From my perspective of the manufacturing side of that business during much of that time, I observed another trend that paralleled what I was seeing in agriculture.

In the early 1960s when we started the business, most manufacturing was what we called “mass production.” That is, most factories had lots of people operating lots of machine tools that were turning out nearly identical products.

In the 1980s, we at Hobbs-Adams installed our first computer numerical controlled (CNC) machine tools. Using those tools allowed us to make parts faster and more accurately than ever before. We could even make things that simply could not be made by conventional non-CNC machine tools.

We eventually adopted “lean manufacturing” and “six-sigma” process improvement techniques that further improved our quality and productivity.

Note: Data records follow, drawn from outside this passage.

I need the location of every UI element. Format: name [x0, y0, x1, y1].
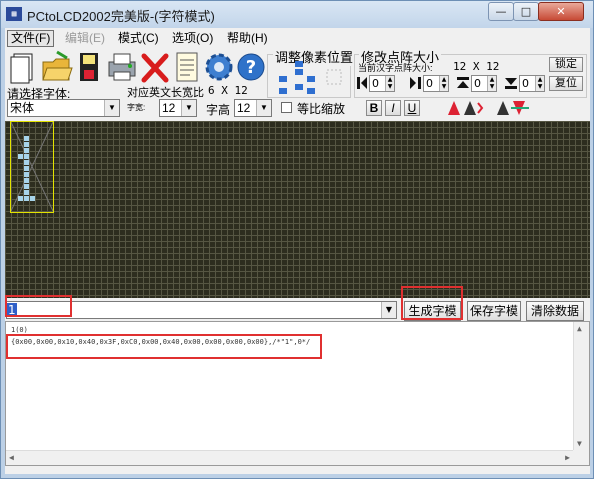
font-select[interactable]: 宋体 ▼: [7, 99, 120, 117]
pixel-on: [24, 172, 29, 177]
menu-file[interactable]: 文件(F): [7, 30, 55, 47]
char-height-value: 12: [237, 101, 251, 115]
current-matrix-label: 当前汉字点阵大小:: [358, 63, 433, 73]
pixel-on: [24, 148, 29, 153]
char-height-select[interactable]: 12 ▼: [234, 99, 272, 117]
menu-options[interactable]: 选项(O): [169, 30, 216, 47]
print-icon[interactable]: [106, 50, 138, 84]
save-button[interactable]: 保存字模: [467, 301, 521, 321]
clear-button[interactable]: 清除数据: [526, 301, 584, 321]
scroll-left-icon[interactable]: ◀: [9, 453, 14, 462]
pixel-on: [24, 136, 29, 141]
save-disk-icon[interactable]: [74, 50, 106, 84]
pixel-on: [24, 184, 29, 189]
underline-button[interactable]: U: [404, 100, 420, 116]
pixel-position-arrows[interactable]: [277, 60, 347, 96]
client-area: 文件(F) 编辑(E) 模式(C) 选项(O) 帮助(H) ? 调整像素位置 修…: [5, 28, 590, 474]
english-width-value: 6 X 12: [208, 84, 248, 97]
proportional-label: 等比缩放: [297, 102, 346, 116]
proportional-checkbox[interactable]: [281, 102, 292, 113]
matrix-left-value: 0: [372, 77, 379, 90]
horizontal-scrollbar[interactable]: ◀ ▶: [6, 450, 573, 465]
current-matrix-value: 12 X 12: [453, 60, 500, 73]
highlight-input-box: [5, 295, 72, 317]
help-question-icon[interactable]: ?: [235, 50, 267, 84]
pixel-on: [24, 196, 29, 201]
matrix-right-spin[interactable]: 0 ▲ ▼: [423, 75, 449, 92]
scroll-down-icon[interactable]: ▼: [577, 439, 582, 448]
matrix-right-icon: [410, 77, 421, 89]
english-width-label: 对应英文长宽比: [127, 87, 204, 99]
matrix-top-value: 0: [474, 77, 481, 90]
output-line-header: 1(0): [11, 326, 28, 334]
spin-arrows-icon[interactable]: ▲ ▼: [535, 76, 544, 91]
char-width-select[interactable]: 12 ▼: [159, 99, 197, 117]
restore-button[interactable]: 复位: [549, 76, 583, 91]
pixel-on: [18, 154, 23, 159]
matrix-top-icon: [457, 77, 469, 89]
lock-button[interactable]: 锁定: [549, 57, 583, 72]
delete-x-icon[interactable]: [139, 50, 171, 84]
notes-icon[interactable]: [171, 50, 203, 84]
bold-button[interactable]: B: [366, 100, 382, 116]
pixel-on: [24, 160, 29, 165]
scroll-corner: [573, 450, 589, 465]
char-width-label: 字宽:: [127, 103, 146, 112]
vertical-scrollbar[interactable]: ▲ ▼: [573, 322, 589, 450]
flip-icon[interactable]: [495, 99, 531, 117]
matrix-right-value: 0: [426, 77, 433, 90]
menu-help[interactable]: 帮助(H): [224, 30, 271, 47]
close-button[interactable]: ✕: [538, 2, 584, 21]
open-folder-icon[interactable]: [41, 50, 73, 84]
title-bar[interactable]: ▦ PCtoLCD2002完美版-(字符模式) — □ ✕: [1, 1, 593, 28]
svg-text:?: ?: [246, 57, 256, 78]
matrix-bottom-spin[interactable]: 0 ▲ ▼: [519, 75, 545, 92]
highlight-generate-box: [401, 286, 463, 320]
maximize-button[interactable]: □: [513, 2, 539, 21]
pixel-on: [24, 190, 29, 195]
pixel-on: [24, 154, 29, 159]
chevron-down-icon[interactable]: ▼: [104, 100, 119, 116]
char-width-value: 12: [162, 101, 176, 115]
input-bar: 1 ▼ 生成字模 保存字模 清除数据: [5, 299, 590, 321]
app-window: ▦ PCtoLCD2002完美版-(字符模式) — □ ✕ 文件(F) 编辑(E…: [0, 0, 594, 479]
font-select-value: 宋体: [10, 101, 35, 115]
pixel-on: [24, 178, 29, 183]
italic-button[interactable]: I: [385, 100, 401, 116]
settings-gear-icon[interactable]: [203, 50, 235, 84]
pixel-on: [30, 196, 35, 201]
menu-mode[interactable]: 模式(C): [115, 30, 162, 47]
pixel-on: [18, 196, 23, 201]
minimize-button[interactable]: —: [488, 2, 514, 21]
pixel-on: [24, 166, 29, 171]
spin-arrows-icon[interactable]: ▲ ▼: [385, 76, 394, 91]
spin-arrows-icon[interactable]: ▲ ▼: [487, 76, 496, 91]
window-title: PCtoLCD2002完美版-(字符模式): [27, 9, 215, 24]
matrix-bottom-icon: [505, 77, 517, 89]
scroll-up-icon[interactable]: ▲: [577, 324, 582, 333]
matrix-top-spin[interactable]: 0 ▲ ▼: [471, 75, 497, 92]
menu-bar: 文件(F) 编辑(E) 模式(C) 选项(O) 帮助(H): [5, 28, 590, 48]
spin-arrows-icon[interactable]: ▲ ▼: [439, 76, 448, 91]
matrix-bottom-value: 0: [522, 77, 529, 90]
menu-edit[interactable]: 编辑(E): [62, 30, 108, 47]
scroll-right-icon[interactable]: ▶: [565, 453, 570, 462]
chevron-down-icon[interactable]: ▼: [256, 100, 271, 116]
new-file-icon[interactable]: [8, 50, 40, 84]
matrix-left-icon: [357, 77, 368, 89]
app-logo-icon: ▦: [6, 7, 22, 21]
pixel-on: [24, 142, 29, 147]
dot-matrix-grid[interactable]: [5, 121, 590, 298]
matrix-left-spin[interactable]: 0 ▲ ▼: [369, 75, 395, 92]
character-preview-box[interactable]: [10, 121, 54, 213]
chevron-down-icon[interactable]: ▼: [381, 302, 396, 318]
highlight-output-box: [6, 334, 322, 359]
chevron-down-icon[interactable]: ▼: [181, 100, 196, 116]
mirror-rotate-icon[interactable]: [446, 99, 484, 117]
char-height-label: 字高: [206, 103, 231, 117]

Fortunately, the demand for our products grew along with our productivity improvements. We found that as our sales and production grew, we didn’t need to increase our workforce by a corresponding amount. We could build more with fewer people.

I became concerned. Suppose that the same thing were to happen in manufacturing that had previously happened in agriculture? Suppose advanced manufacturing technology made it possible to build what we needed with very few workers? Suppose it was all just done by robots, and manufacturing jobs just went away?

The Industrial Revolution created manufacturing jobs for many people. Those jobs produced tangible goods, and the wealth they created supported a new class of people in society. Those people were what we today call the middle class.

One of the greatest problems we Americans are facing today is the shrinking of the middle class. The distribution of wealth is becoming narrower, with the rich getting richer, the poor getting poorer, and those in the middle migrating either upward or downward.

It seems my fears are being realized, but fortunately only in part. Some manufacturing jobs became obsolete, but others remain that require much more sophisticated qualifications and skills than in the old mass-production days. They are both more challenging and more rewarding. And on average, they pay higher wages than the average of jobs in other sectors of the economy.

Here is the part that puzzles me. There is plenty of unmet demand out there for skilled workers. For many years we at Amadas Industries have struggled to find people who were capable of operating the computerized machine tools that are so critical to our operation.

To make matters worse, it is estimated that 15 percent of Virginia’s manufacturing workforce could retire by 2016, taking with them some of our ability to manufacture. Those people will be leaving jobs that create “new wealth” that gets passed around through the community and supports other jobs.

More than any other sector of the economy, manufacturing is the plankton that feeds the economic food chain. It is the best way we have to support service jobs, pay for health care, pay for our government provided services, and even reduce our debt.

There are jobs out there. Training is available. But where are the workers?